"It's kind of weird being the older guy, but feeling like the younger guy because I don't know anything when I first moved up here."
That's the best way that Avery Williamson summarized the dynamic between him and fellow Jets linebacker Darron Lee, the patrolmen of the middle of the defense.
Lee, the team's first-round pick in 2015, enters his third season as a starter while Williamson, whom the Green & White signed in March, is going on Year 5. Typically the elder statesmen isn't the newbie, but Lee is the one who's been around the block.
"Darron's helped with the playbook and the first couple of weekends we were hanging out and he was showing me stuff," Williamson said. "It's a huge plus when you have someone your age."
"It's good he definitely took me under his wing."
The 26-year-old Williamson said after he joined the Jets, he often went to dinner with the 23-year-old Lee. Although they've only known each other for three months, their shared drive to win and excitement to line up next to one another is apparent.

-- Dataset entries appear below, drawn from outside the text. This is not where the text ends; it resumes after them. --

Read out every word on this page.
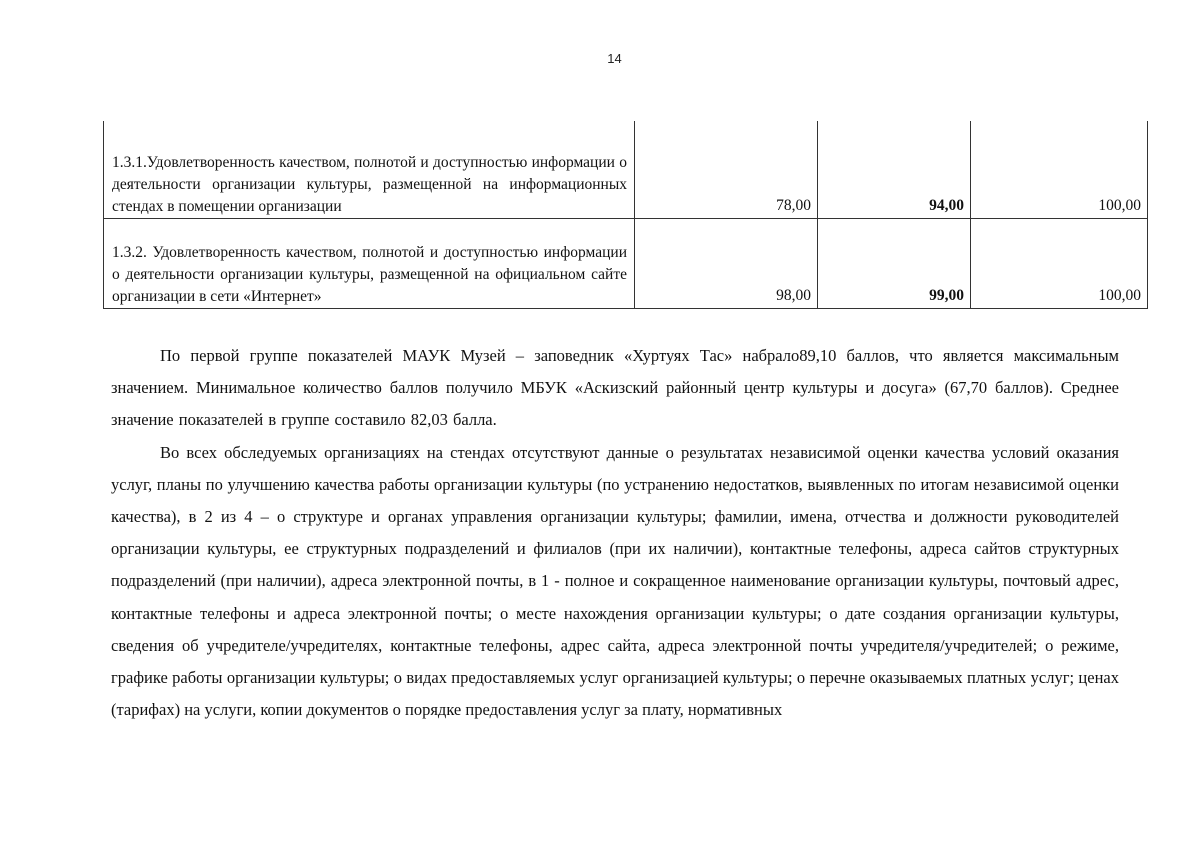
14
1.3.1.Удовлетворенность качеством, полнотой и доступностью информации о деятельности организации культуры, размещенной на информационных стендах в помещении организации	78,00	94,00	100,00

1.3.2. Удовлетворенность качеством, полнотой и доступностью информации о деятельности организации культуры, размещенной на официальном сайте организации в сети «Интернет»	98,00	99,00	100,00

По первой группе показателей МАУК Музей – заповедник «Хуртуях Тас» набрало89,10 баллов, что является максимальным значением. Минимальное количество баллов получило МБУК «Аскизский районный центр культуры и досуга» (67,70 баллов). Среднее значение показателей в группе составило 82,03 балла.

Во всех обследуемых организациях на стендах отсутствуют данные о результатах независимой оценки качества условий оказания услуг, планы по улучшению качества работы организации культуры (по устранению недостатков, выявленных по итогам независимой оценки качества), в 2 из 4 – о структуре и органах управления организации культуры; фамилии, имена, отчества и должности руководителей организации культуры, ее структурных подразделений и филиалов (при их наличии), контактные телефоны, адреса сайтов структурных подразделений (при наличии), адреса электронной почты, в 1 - полное и сокращенное наименование организации культуры, почтовый адрес, контактные телефоны и адреса электронной почты; о месте нахождения организации культуры; о дате создания организации культуры, сведения об учредителе/учредителях, контактные телефоны, адрес сайта, адреса электронной почты учредителя/учредителей; о режиме, графике работы организации культуры; о видах предоставляемых услуг организацией культуры; о перечне оказываемых платных услуг; ценах (тарифах) на услуги, копии документов о порядке предоставления услуг за плату, нормативных
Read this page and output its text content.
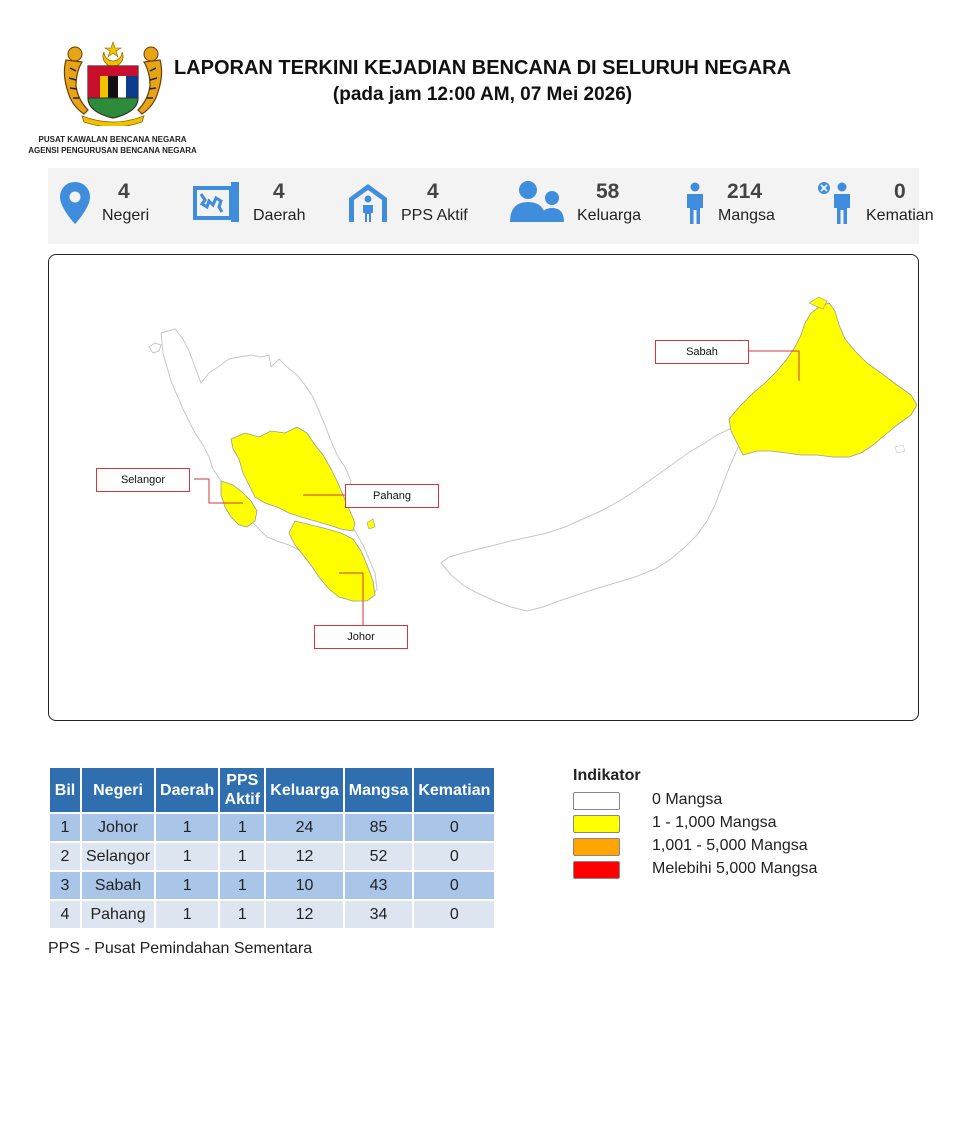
PUSAT KAWALAN BENCANA NEGARA
AGENSI PENGURUSAN BENCANA NEGARA
LAPORAN TERKINI KEJADIAN BENCANA DI SELURUH NEGARA
(pada jam 12:00 AM, 07 Mei 2026)
4
Negeri
4
Daerah
4
PPS Aktif
58
Keluarga
214
Mangsa
0
Kematian
Sabah
Selangor
Pahang
Johor
Bil	Negeri	Daerah	PPS Aktif	Keluarga	Mangsa	Kematian
1	Johor	1	1	24	85	0
2	Selangor	1	1	12	52	0
3	Sabah	1	1	10	43	0
4	Pahang	1	1	12	34	0
PPS - Pusat Pemindahan Sementara
Indikator
0 Mangsa
1 - 1,000 Mangsa
1,001 - 5,000 Mangsa
Melebihi 5,000 Mangsa
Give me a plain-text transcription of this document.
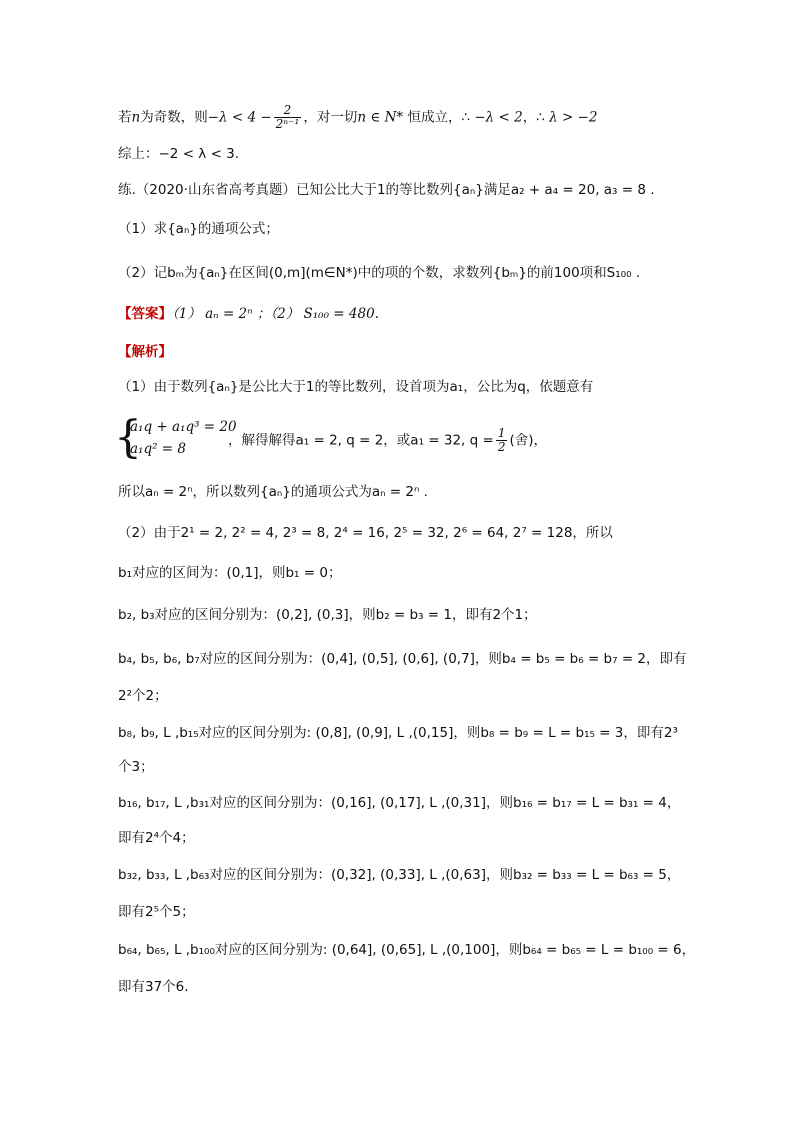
若n为奇数，则$-\lambda < 4 - \frac{2}{\text{2ⁿ⁻¹}}$ ，对一切n ∈ N* 恒成立，∴ −λ < 2，∴ λ > −2
综上：−2 < λ < 3.
练.（2020·山东省高考真题）已知公比大于1的等比数列{aₙ}满足a₂ + a₄ = 20, a₃ = 8 .
（1）求{aₙ}的通项公式；
（2）记bₘ为{aₙ}在区间(0,m](m∈N*)中的项的个数，求数列{bₘ}的前100项和S₁₀₀ .
【答案】（1） aₙ = 2ⁿ ；（2） S₁₀₀ = 480.
【解析】
（1）由于数列{aₙ}是公比大于1的等比数列，设首项为a₁，公比为q，依题意有
{
a₁q + a₁q³ = 20
a₁q² = 8
，解得解得a₁ = 2, q = 2，或a₁ = 32, $q = \frac{1}{2}$ (舍)，
所以aₙ = 2ⁿ，所以数列{aₙ}的通项公式为aₙ = 2ⁿ .
（2）由于2¹ = 2, 2² = 4, 2³ = 8, 2⁴ = 16, 2⁵ = 32, 2⁶ = 64, 2⁷ = 128，所以
b₁对应的区间为：(0,1]，则b₁ = 0；
b₂, b₃对应的区间分别为：(0,2], (0,3]，则b₂ = b₃ = 1，即有2个1；
b₄, b₅, b₆, b₇对应的区间分别为：(0,4], (0,5], (0,6], (0,7]，则b₄ = b₅ = b₆ = b₇ = 2，即有
2²个2；
b₈, b₉, L ,b₁₅对应的区间分别为: (0,8], (0,9], L ,(0,15]，则b₈ = b₉ = L = b₁₅ = 3，即有2³
个3；
b₁₆, b₁₇, L ,b₃₁对应的区间分别为：(0,16], (0,17], L ,(0,31]，则b₁₆ = b₁₇ = L = b₃₁ = 4，
即有2⁴个4；
b₃₂, b₃₃, L ,b₆₃对应的区间分别为：(0,32], (0,33], L ,(0,63]，则b₃₂ = b₃₃ = L = b₆₃ = 5，
即有2⁵个5；
b₆₄, b₆₅, L ,b₁₀₀对应的区间分别为: (0,64], (0,65], L ,(0,100]，则b₆₄ = b₆₅ = L = b₁₀₀ = 6，
即有37个6.
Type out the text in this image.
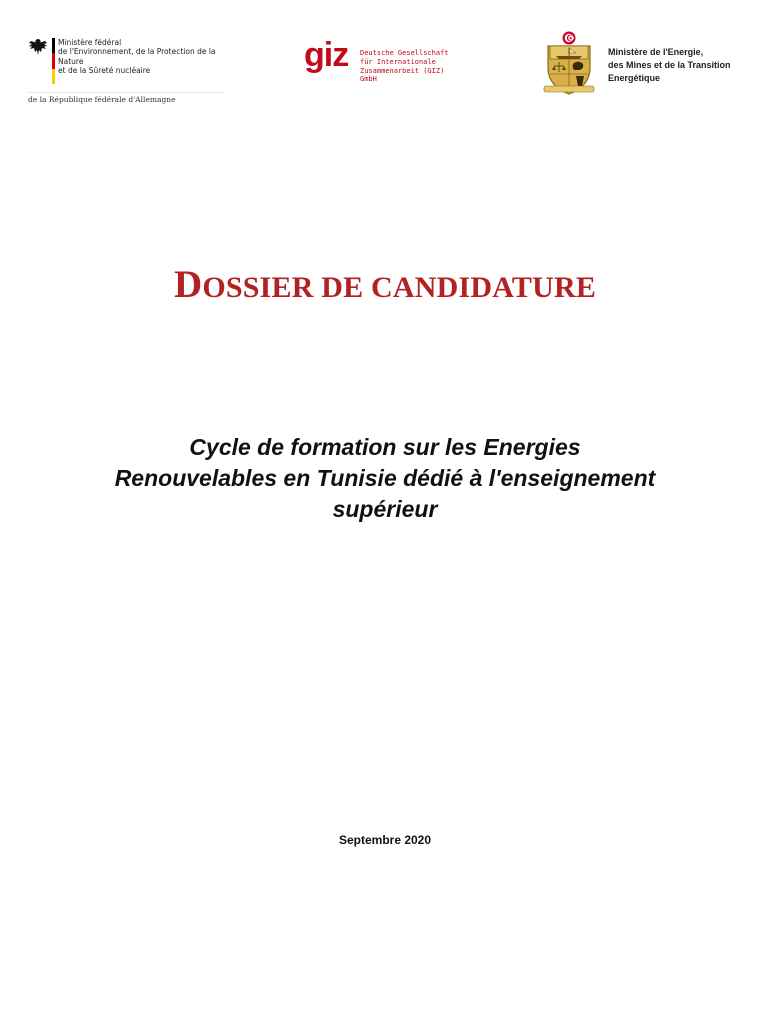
Ministère fédéral
de l'Environnement, de la Protection de la Nature
et de la Sûreté nucléaire
de la République fédérale d'Allemagne
giz Deutsche Gesellschaft
für Internationale
Zusammenarbeit (GIZ) GmbH
Ministère de l'Energie,
des Mines et de la Transition
Energétique
DOSSIER DE CANDIDATURE
Cycle de formation sur les Energies Renouvelables en Tunisie dédié à l'enseignement supérieur
Septembre 2020
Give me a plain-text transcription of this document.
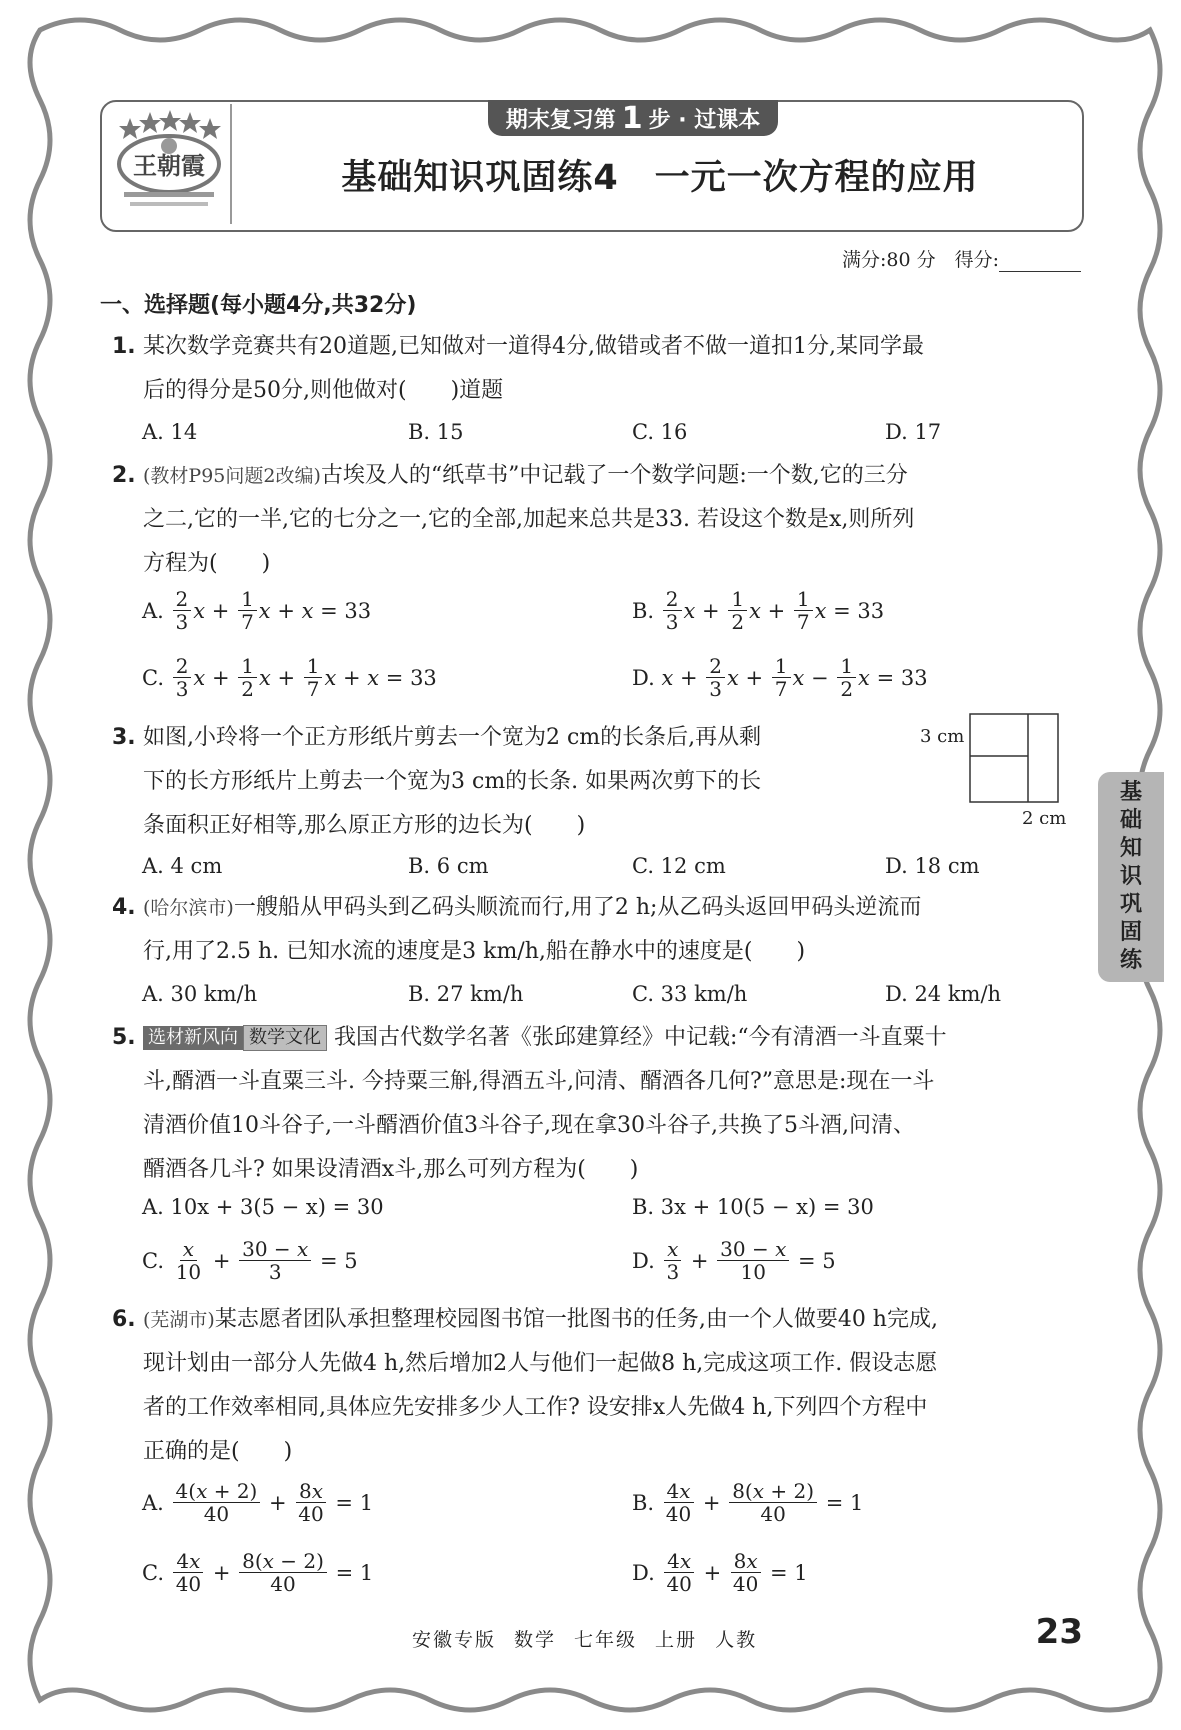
王朝霞
期末复习第 1 步 · 过课本
基础知识巩固练4　一元一次方程的应用
满分:80 分　得分:
一、选择题(每小题4分,共32分)
1. 某次数学竞赛共有20道题,已知做对一道得4分,做错或者不做一道扣1分,某同学最
后的得分是50分,则他做对(　　)道题
A. 14	B. 15	C. 16	D. 17
2. (教材P95问题2改编)古埃及人的“纸草书”中记载了一个数学问题:一个数,它的三分
之二,它的一半,它的七分之一,它的全部,加起来总共是33. 若设这个数是x,则所列
方程为(　　)
A.
$\frac{2}{3}$ $x + \frac{1}{7}$ x + x = 33	B.
$\frac{2}{3}$ $x + \frac{1}{2}$ $x + \frac{1}{7}$ x = 33
C.
$\frac{2}{3}$ $x + \frac{1}{2}$ $x + \frac{1}{7}$ x + x = 33	D.
$x + \frac{2}{3}$ $x + \frac{1}{7}$ $x - \frac{1}{2}$ x = 33
3. 如图,小玲将一个正方形纸片剪去一个宽为2 cm的长条后,再从剩
下的长方形纸片上剪去一个宽为3 cm的长条. 如果两次剪下的长
条面积正好相等,那么原正方形的边长为(　　)
3 cm
2 cm
A. 4 cm	B. 6 cm	C. 12 cm	D. 18 cm
4. (哈尔滨市)一艘船从甲码头到乙码头顺流而行,用了2 h;从乙码头返回甲码头逆流而
行,用了2.5 h. 已知水流的速度是3 km/h,船在静水中的速度是(　　)
A. 30 km/h	B. 27 km/h	C. 33 km/h	D. 24 km/h
基
础
知
识
巩
固
练
5. 选材新风向 数学文化 我国古代数学名著《张邱建算经》中记载:“今有清酒一斗直粟十
斗,醑酒一斗直粟三斗. 今持粟三斛,得酒五斗,问清、醑酒各几何?”意思是:现在一斗
清酒价值10斗谷子,一斗醑酒价值3斗谷子,现在拿30斗谷子,共换了5斗酒,问清、
醑酒各几斗? 如果设清酒x斗,那么可列方程为(　　)
A. 10x + 3(5 − x) = 30	B. 3x + 10(5 − x) = 30
C.
$\frac{x}{10} + \frac{30 - x}{3} = 5$	D.
$\frac{x}{3} + \frac{30 - x}{10} = 5$
6. (芜湖市)某志愿者团队承担整理校园图书馆一批图书的任务,由一个人做要40 h完成,
现计划由一部分人先做4 h,然后增加2人与他们一起做8 h,完成这项工作. 假设志愿
者的工作效率相同,具体应先安排多少人工作? 设安排x人先做4 h,下列四个方程中
正确的是(　　)
A.
$\frac{4(x + 2)}{40} + \frac{8x}{40} = 1$	B.
$\frac{4x}{40} + \frac{8(x + 2)}{40} = 1$
C.
$\frac{4x}{40} + \frac{8(x - 2)}{40} = 1$	D.
$\frac{4x}{40} + \frac{8x}{40} = 1$
安徽专版 数学 七年级 上册 人教	23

"He's kind of a guy who can do it all," Williamson said of Lee. "He can cover the pass and he can make plays in the run. For myself, I can do both and I feel like he's a little bit better at some passing situations. But I feel like we can definitely have a great mix. I see us really thriving out there. We're starting to get our communication down and definitely helping each other out with the calls. Once we get our camaraderie together, I feel like it's going to be crazy."
Top Images of the Jets Linebacker Unit at Multimedia Day and On Field
"He definitely brings tenacity," Lee said. "You can tell just by his demeanor that he wants to win, but he's a loose guy also, which helps him mesh in from a chemistry perspective. Guys are really loose. We're focused, but we're loose. Most people think us to be uptight. Last year we were probably a little more uptight than normal because we wanted to prove it to the world. Now we're just proving to ourselves we can win.
"Avery agrees with that and is vetted in the culture that we have brewing here. That's huge."
Head coach Todd Bowles said Lee and Williamson will tackle the majority of play-calling duties in the season. But until Williamson digests more of the playbook, Lee will call most of the plays as he has the microphone in his helmet.
"I feel like this is all falling into place at the right time," Lee said. "I've got the tutorial, I had my training wheels the first two years. Having David Harris, who's an ultimate pro, and Demario [Davis] was a great pro and he had a great year last year, I learned a lot from them. Just in those two years, I have a pretty good sense of direction of where to take it for this team and what's going to be asked of me to help this team succeed."
Inside linebackers coach Mike Caldwell said Lee was excited about taking on more responsibility and expects him to make a jump as a leader this season. Caldwell also believes Lee and Williamson will feed off each other given the way their personalities mesh both on and off the field.
"I think Darron being the real athletic guy, being able to understand how to use his body, and Avery, being the veteran that's been in the league and been in a bunch of different wars, he'll be able to show Darron the way," Caldwell said.
While the Jets have had three different inside linebacker pairings in as many years, Williamson feels like this combination is going to be successful a long time.
"I feel like the closer the teams are, the more success you're going to have," he said. "Being close with your teammates, you want to know everything about the guy you're playing next to. If I can't talk to this guy, then I feel like we can't play well on the field. I feel like it's a good vibe in the locker room. Of course there are going to be arguments in the locker room, but at the end of the day, it's a brotherhood and that's a good thing we got here."